5. Third-Party Service Providers
We use the following third-party processors who may receive your data:
| Service | Purpose | Data Shared | Privacy Policy |
|---|---|---|---|
| RevenueCat | Subscription management | Pseudonymous user ID, subscription status, purchase events | revenuecat.com/privacy |
| Google Play | App distribution & payment | Purchase data (handled by Google) | policies.google.com/privacy |
| Expo (Expo Inc.) | Push notification delivery | Notification token (if you enable reminders) | expo.dev/privacy |
All third-party processors are contractually bound to process your data only as instructed and in compliance with GDPR where applicable.
6. International Data Transfers
Some of our service providers (including RevenueCat) are based in the United States. Where data is transferred outside the European Economic Area (EEA), we ensure appropriate safeguards are in place, including Standard Contractual Clauses (SCCs) approved by the European Commission, or reliance on an adequacy decision.
7. Data Retention
- Exercise history and progress — stored only on your device. We cannot access or delete it. You can delete the app at any time to remove all locally stored data.
- Onboarding answers (pain areas, goals, habits) — stored locally on your device only.
- Analytics data — retained by our analytics provider for up to 12 months in pseudonymised form.

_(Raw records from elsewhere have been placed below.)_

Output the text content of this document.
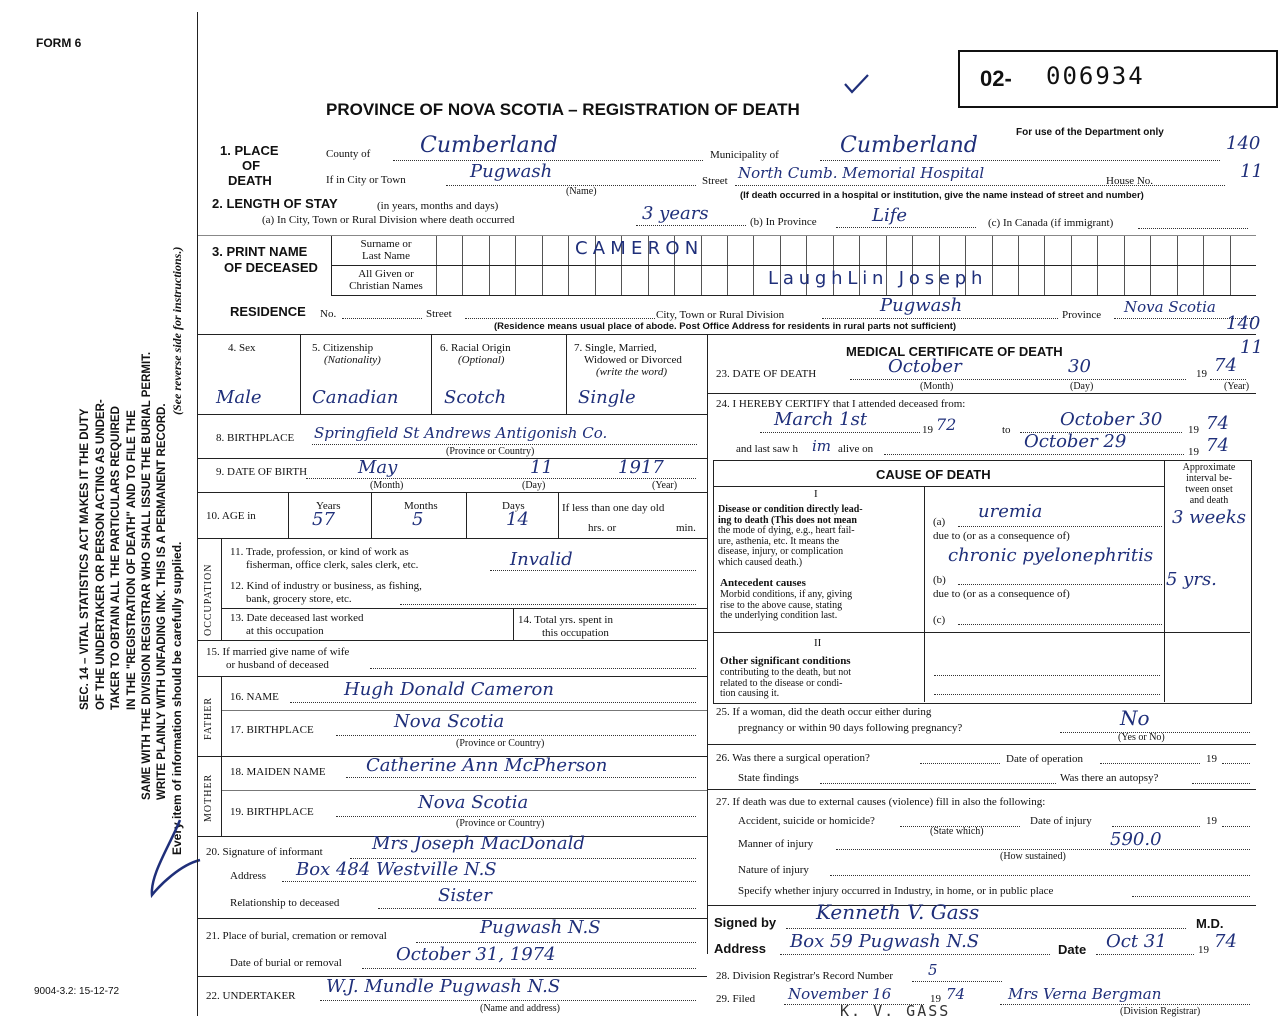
FORM 6
SEC. 14 – VITAL STATISTICS ACT MAKES IT THE DUTY OF THE UNDERTAKER OR PERSON ACTING AS UNDER- TAKER TO OBTAIN ALL THE PARTICULARS REQUIRED IN THE "REGISTRATION OF DEATH" AND TO FILE THE SAME WITH THE DIVISION REGISTRAR WHO SHALL ISSUE THE BURIAL PERMIT. WRITE PLAINLY WITH UNFADING INK. THIS IS A PERMANENT RECORD. Every item of information should be carefully supplied.
(See reverse side for instructions.)
9004-3.2: 15-12-72
02- 006934
PROVINCE OF NOVA SCOTIA – REGISTRATION OF DEATH
For use of the Department only
140
11
1. PLACE
OF
DEATH
County of Cumberland	Municipality of	Cumberland
If in City or Town	Pugwash
(Name)
Street North Cumb. Memorial Hospital	House No.
(If death occurred in a hospital or institution, give the name instead of street and number)
2. LENGTH OF STAY	(in years, months and days)
(a) In City, Town or Rural Division where death occurred	3 years	(b) In Province	Life	(c) In Canada (if immigrant)
3. PRINT NAME
OF DECEASED
Surname or
Last Name
All Given or
Christian Names
CAMERON
LaughLin Joseph
RESIDENCE No.	Street	City, Town or Rural Division	Pugwash	Province Nova Scotia
(Residence means usual place of abode. Post Office Address for residents in rural parts not sufficient)	140
11
4. Sex	5. Citizenship
(Nationality)
6. Racial Origin
(Optional)
7. Single, Married,
Widowed or Divorced
(write the word)
Male	Canadian	Scotch	Single
8. BIRTHPLACE Springfield St Andrews Antigonish Co.
(Province or Country)
9. DATE OF BIRTH	May	11	1917
(Month)	(Day)	(Year)
10. AGE in
Years	Months	Days	If less than one day old
hrs. or	min.
57	5	14
OCCUPATION
11. Trade, profession, or kind of work as
fisherman, office clerk, sales clerk, etc.	Invalid
12. Kind of industry or business, as fishing,
bank, grocery store, etc.
13. Date deceased last worked
at this occupation
14. Total yrs. spent in
this occupation
15. If married give name of wife
or husband of deceased
FATHER 16. NAME	Hugh Donald Cameron
17. BIRTHPLACE	Nova Scotia
(Province or Country)
MOTHER
18. MAIDEN NAME Catherine Ann McPherson
19. BIRTHPLACE	Nova Scotia
(Province or Country)
20. Signature of informant	Mrs Joseph MacDonald
Address Box 484 Westville N.S
Relationship to deceased	Sister
21. Place of burial, cremation or removal	Pugwash N.S
Date of burial or removal	October 31, 1974
22. UNDERTAKER W.J. Mundle Pugwash N.S
(Name and address)
MEDICAL CERTIFICATE OF DEATH
23. DATE OF DEATH	October	30	19 74
(Month)	(Day)	(Year)
24. I HEREBY CERTIFY that I attended deceased from:
March 1st	19 72	to	October 30 19 74
and last saw h im alive on	October 29	19 74
CAUSE OF DEATH	Approximate
interval be-
tween onset
and death
I
Disease or condition directly lead-
ing to death (This does not mean
the mode of dying, e.g., heart fail-
ure, asthenia, etc. It means the
disease, injury, or complication
which caused death.)
(a) uremia	3 weeks
due to (or as a consequence of)
Antecedent causes
Morbid conditions, if any, giving
rise to the above cause, stating
the underlying condition last.
chronic pyelonephritis
(b)	5 yrs.
due to (or as a consequence of)
(c)
II
Other significant conditions
contributing to the death, but not
related to the disease or condi-
tion causing it.
25. If a woman, did the death occur either during
pregnancy or within 90 days following pregnancy?	No
(Yes or No)
26. Was there a surgical operation?	Date of operation	19
State findings	Was there an autopsy?
27. If death was due to external causes (violence) fill in also the following:
Accident, suicide or homicide?
(State which)
Date of injury	19
Manner of injury
(How sustained)
590.0
Nature of injury
Specify whether injury occurred in Industry, in home, or in public place
Signed by Kenneth V. Gass	M.D.
Address Box 59 Pugwash N.S	Date Oct 31	19 74
28. Division Registrar's Record Number 5
29. Filed November 16	19 74	Mrs Verna Bergman
(Division Registrar)
K. V. GASS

- Subscription records — retained by RevenueCat and Google Play per their policies and applicable tax law (typically 7 years for financial records under German law).
8. Your Rights Under GDPR
You have the following rights regarding your personal data:
- Right of access (Art. 15) — request a copy of the data we hold about you
- Right to rectification (Art. 16) — request correction of inaccurate data
- Right to erasure (Art. 17) — request deletion of your data ("right to be forgotten")
- Right to restriction (Art. 18) — request that we limit how we process your data
- Right to data portability (Art. 20) — receive your data in a structured, machine-readable format
- Right to object (Art. 21) — object to processing based on legitimate interests
- Right to withdraw consent (Art. 7(3)) — withdraw any consent at any time (e.g. push notifications can be disabled in your device settings)
To exercise any of these rights, contact us at: strehldevs@gmail.com
We will respond to requests within 30 days. You also have the right to lodge a complaint with a supervisory authority. In Germany, you may contact the Bundesbeauftragte für den Datenschutz und die Informationsfreiheit (BfDI).
9. Data Security
We take reasonable technical and organisational measures to protect your data. Exercise data and onboarding answers are stored only on your device. Network transmissions to RevenueCat and other services are made over encrypted HTTPS connections.
However, no method of transmission over the internet is 100% secure. You are responsible for keeping your device secure.
10. Children's Privacy
SpineElevate is intended for users aged 16 and over. We do not knowingly collect personal data from children under 16. If you become aware that a child has provided us with personal data, please contact us at strehldevs@gmail.com and we will take steps to delete it.
11. Changes to This Policy
We may update this Privacy Policy from time to time. When we make material changes, we will update the "Last updated" date at the top of this page. We encourage you to review this policy periodically. Continued use of the app after changes constitutes acceptance of the updated policy.
12. Contact
For any questions about this Privacy Policy or to exercise your rights, contact:
Finn Strehl
Email: strehldevs@gmail.com
Address: Kaiser-Friedrich-Ring 142, 40547 Düsseldorf, Germany
This policy was written in English. In the event of any conflict between this English version and any translated version, the English version shall prevail.